4. Kąpiele solankowe
Wieczorem po treningu spróbuj kąpieli solankowej, która uzupełni utracone w trakcie wysiłku jony, a gorąca woda wpłynie na przekrwienie mięśni, co wspomoże odżywienie i dotlenienie tkanek. Aromatyczna kąpiel Cię zrelaksuje, pomagając organizmowi przestawić się na tryb odpoczynku. Badania wykazały, że gorąca kąpiel lub prysznic przed położeniem się do łóżka wspomagają sen, a w jego trakcie dochodzi do intensywniej syntezy białek i wzmożonych procesów regeneracji. Efekty poczujesz na następnym treningu.
Jak przeżyć dzień po?
„Większość osób kojarzy regenerację jako nic nierobienie, leżenie i odpoczywanie, a tak nie powinno być” – podkreśla fizjoterapeuta Michał Dachowski. Dużo lepszym rozwiązaniem jest aktywna regeneracja i choć pojęcie to może brzmieć nieco sprzecznie, to pewna dawka ruchu dla odpoczynku ma pełne uzasadnienie. „Aktywna regeneracja to wysiłek o dużo mniejszej intensywności lub/i używanie kompletnie innych partii mięśniowych w czasie, który poświęcamy na regenerację. Taka mała aktywność bardzo pomaga w odbudowaniu mięśni, ich odżywieniu i tzw. pompie mięśniowej, która wspomaga procesy regeneracji potreningowej”. Aktywna regeneracja przez pobudzenie krążenia dba o odżywienie mięśni i pozbycie się ubocznych produktów wysiłku, pomaga zmniejszyć bolesność mięśni, utrzymać naszą mobilność i elastyczność. Kluczem jest tu jednak intensywność: ma być niska. To wystarczy, aby osiągnąć cel, a nie doprowadzić do kolejnych uszkodzeń i pogłębienia zmęczenia. Postaw na spacer, rower, basen albo jogę przez mniej więcej 30 minut. Wybierz inną aktywność (lub angażującą inne partie mięśni) niż ta, która doprowadziła do zmęczenia.

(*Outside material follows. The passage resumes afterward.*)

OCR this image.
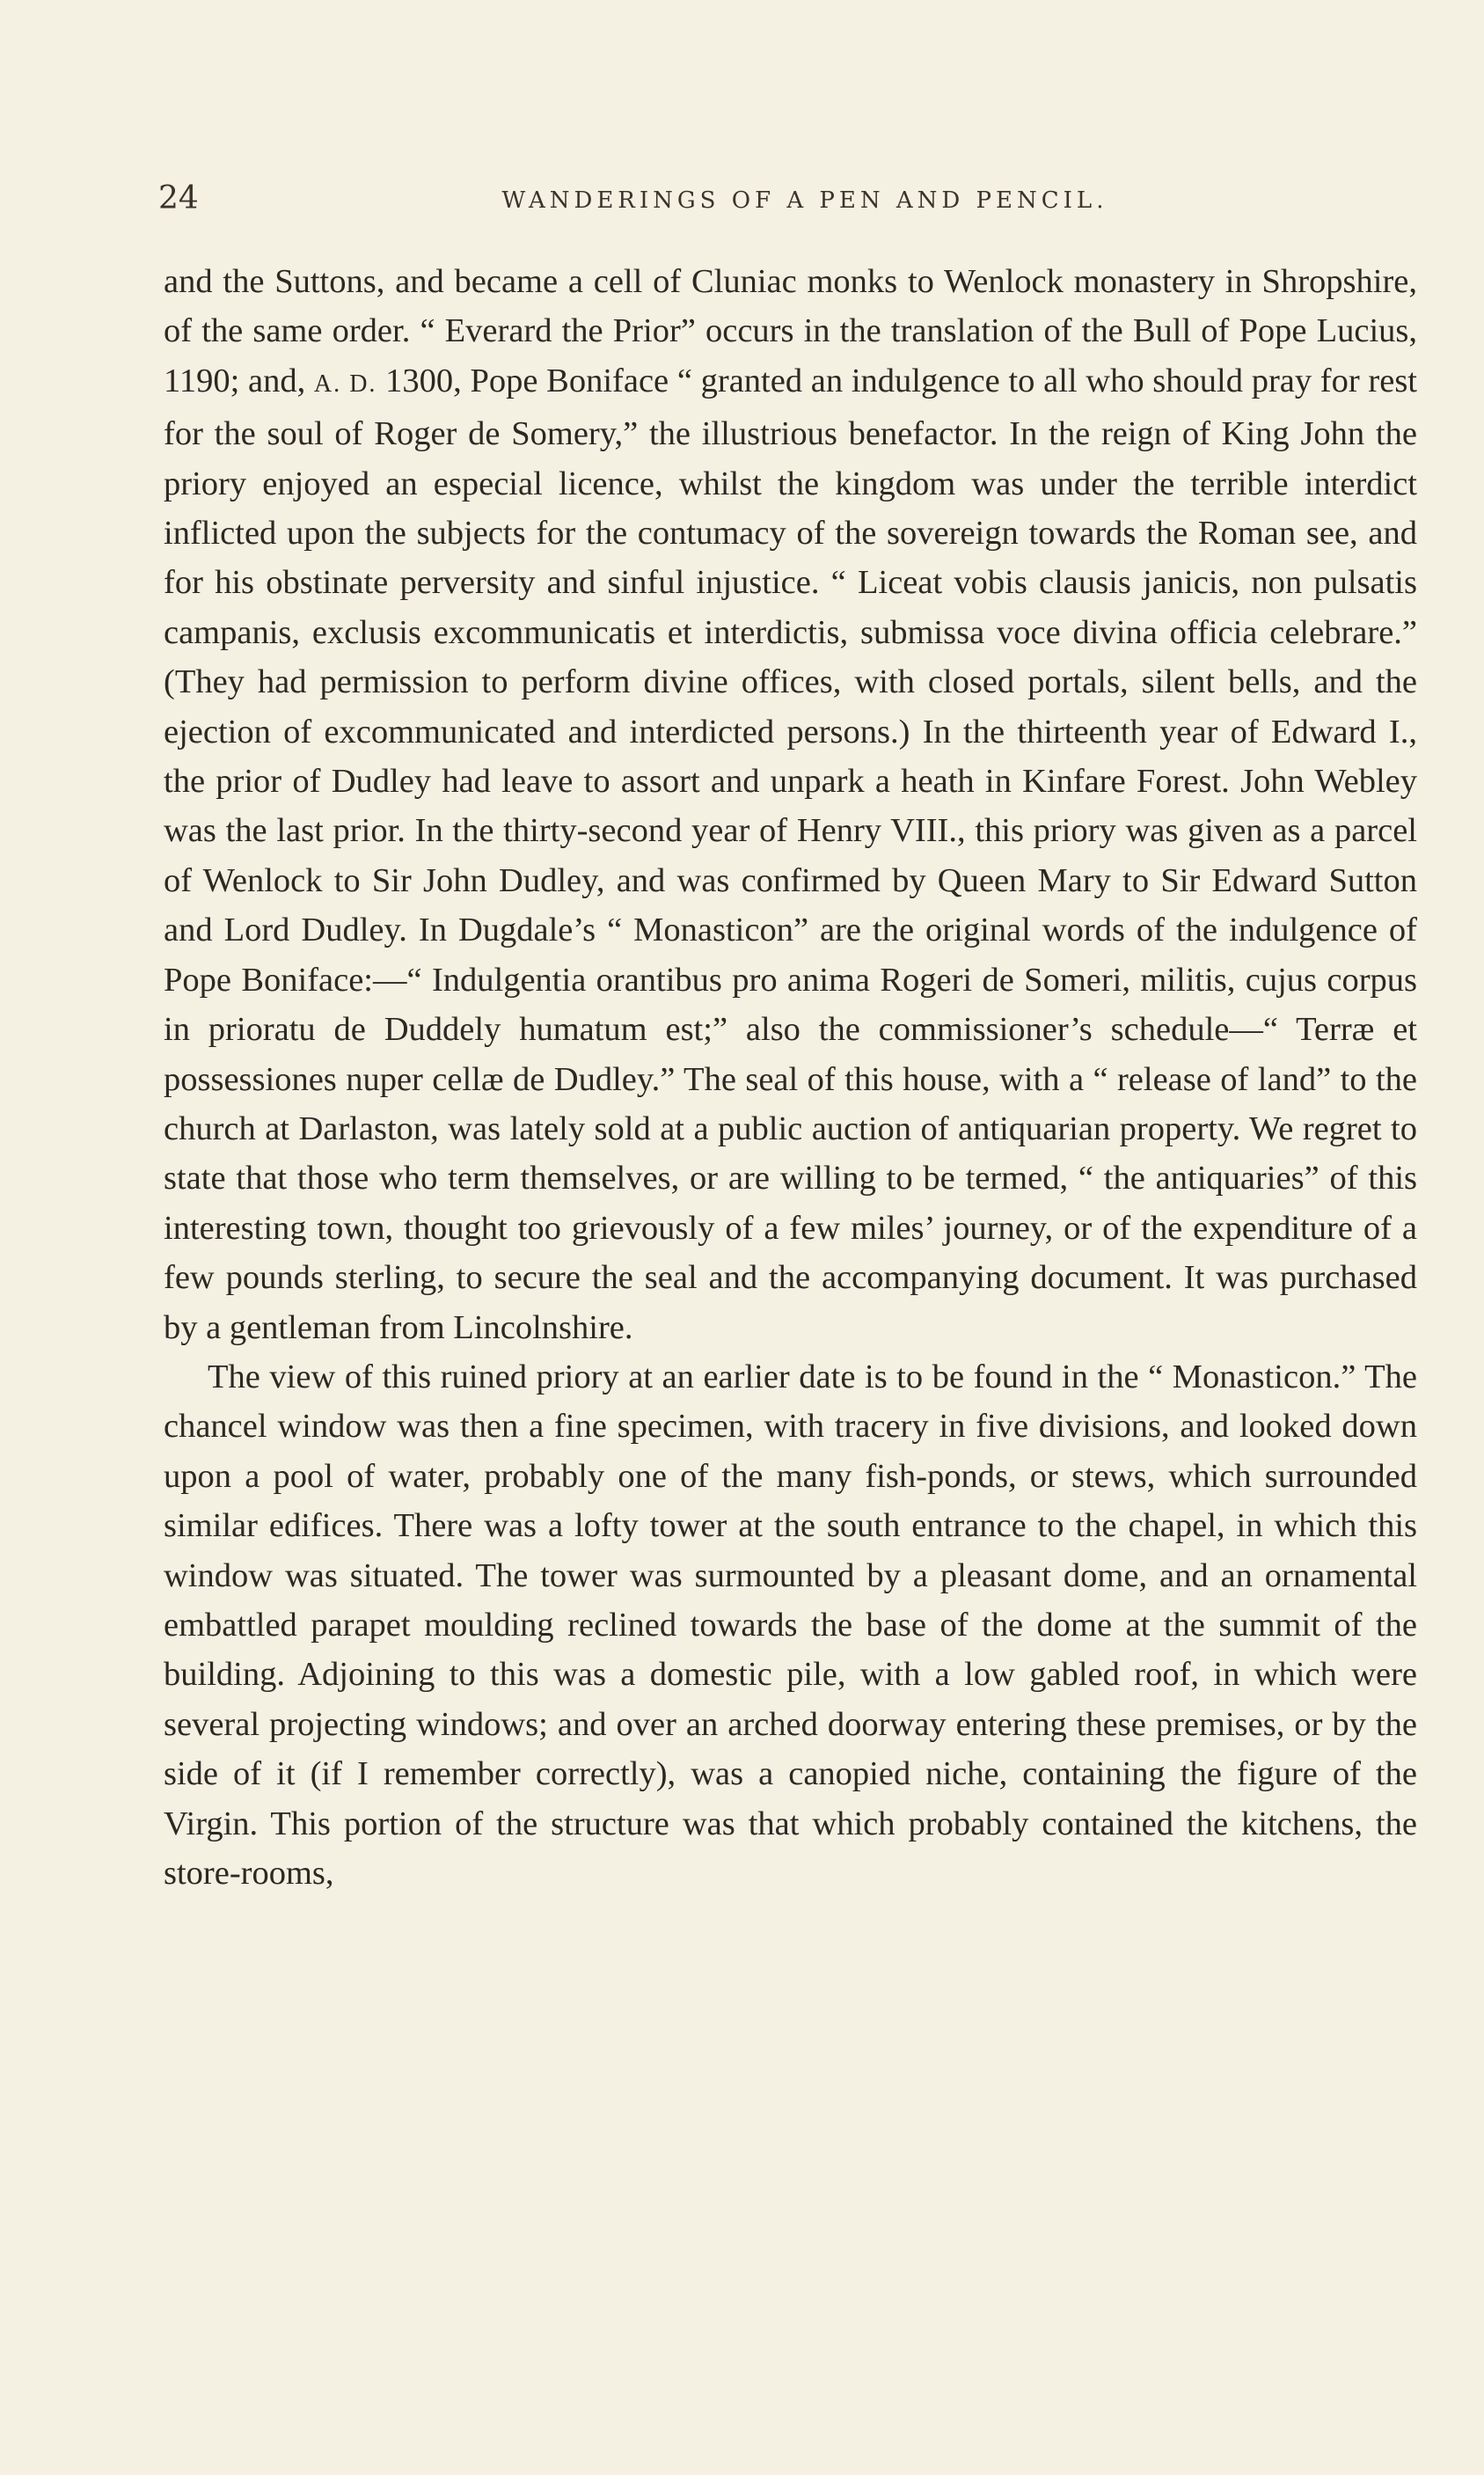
24	WANDERINGS OF A PEN AND PENCIL.

and the Suttons, and became a cell of Cluniac monks to Wenlock monastery in Shropshire, of the same order. “ Everard the Prior” occurs in the translation of the Bull of Pope Lucius, 1190; and, A. D. 1300, Pope Boniface “ granted an indulgence to all who should pray for rest for the soul of Roger de Somery,” the illustrious benefactor. In the reign of King John the priory enjoyed an especial licence, whilst the kingdom was under the terrible interdict inflicted upon the subjects for the contumacy of the sovereign towards the Roman see, and for his obstinate perversity and sinful injustice. “ Liceat vobis clausis janicis, non pulsatis campanis, exclusis excommunicatis et interdictis, submissa voce divina officia celebrare.” (They had permission to perform divine offices, with closed portals, silent bells, and the ejection of excommunicated and interdicted persons.) In the thirteenth year of Edward I., the prior of Dudley had leave to assort and unpark a heath in Kinfare Forest. John Webley was the last prior. In the thirty-second year of Henry VIII., this priory was given as a parcel of Wenlock to Sir John Dudley, and was confirmed by Queen Mary to Sir Edward Sutton and Lord Dudley. In Dugdale’s “ Monasticon” are the original words of the indulgence of Pope Boniface:—“ Indulgentia orantibus pro anima Rogeri de Someri, militis, cujus corpus in prioratu de Duddely humatum est;” also the commissioner’s schedule—“ Terræ et possessiones nuper cellæ de Dudley.” The seal of this house, with a “ release of land” to the church at Darlaston, was lately sold at a public auction of antiquarian property. We regret to state that those who term themselves, or are willing to be termed, “ the antiquaries” of this interesting town, thought too grievously of a few miles’ journey, or of the expenditure of a few pounds sterling, to secure the seal and the accompanying document. It was purchased by a gentleman from Lincolnshire.

The view of this ruined priory at an earlier date is to be found in the “ Monasticon.” The chancel window was then a fine specimen, with tracery in five divisions, and looked down upon a pool of water, probably one of the many fish-ponds, or stews, which surrounded similar edifices. There was a lofty tower at the south entrance to the chapel, in which this window was situated. The tower was surmounted by a pleasant dome, and an ornamental embattled parapet moulding reclined towards the base of the dome at the summit of the building. Adjoining to this was a domestic pile, with a low gabled roof, in which were several projecting windows; and over an arched doorway entering these premises, or by the side of it (if I remember correctly), was a canopied niche, containing the figure of the Virgin. This portion of the structure was that which probably contained the kitchens, the store-rooms,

Gadżety na ratunek mięśniom
Roller
Na początek najbardziej odpowiednia jest klasyczna, płaska rolka o średnim lub małym poziomie twardości, np. Blackroll Standard (149,99 zł).
Piłka
Tam, gdzie nie dociera rolka, w rozluźnianiu pomoże piłka do ucisku i precyzyjnego automasażu wybranych partii ciała, np. Blackroll 12 (59,99 zł).
Masażer
Przenośne urządzenia do masażu wibracyjnego mają kilka poziomów intensywności i kilka głowic, zwiększających precyzję masażu, np. Hypervolt Hyperice (1699 zł).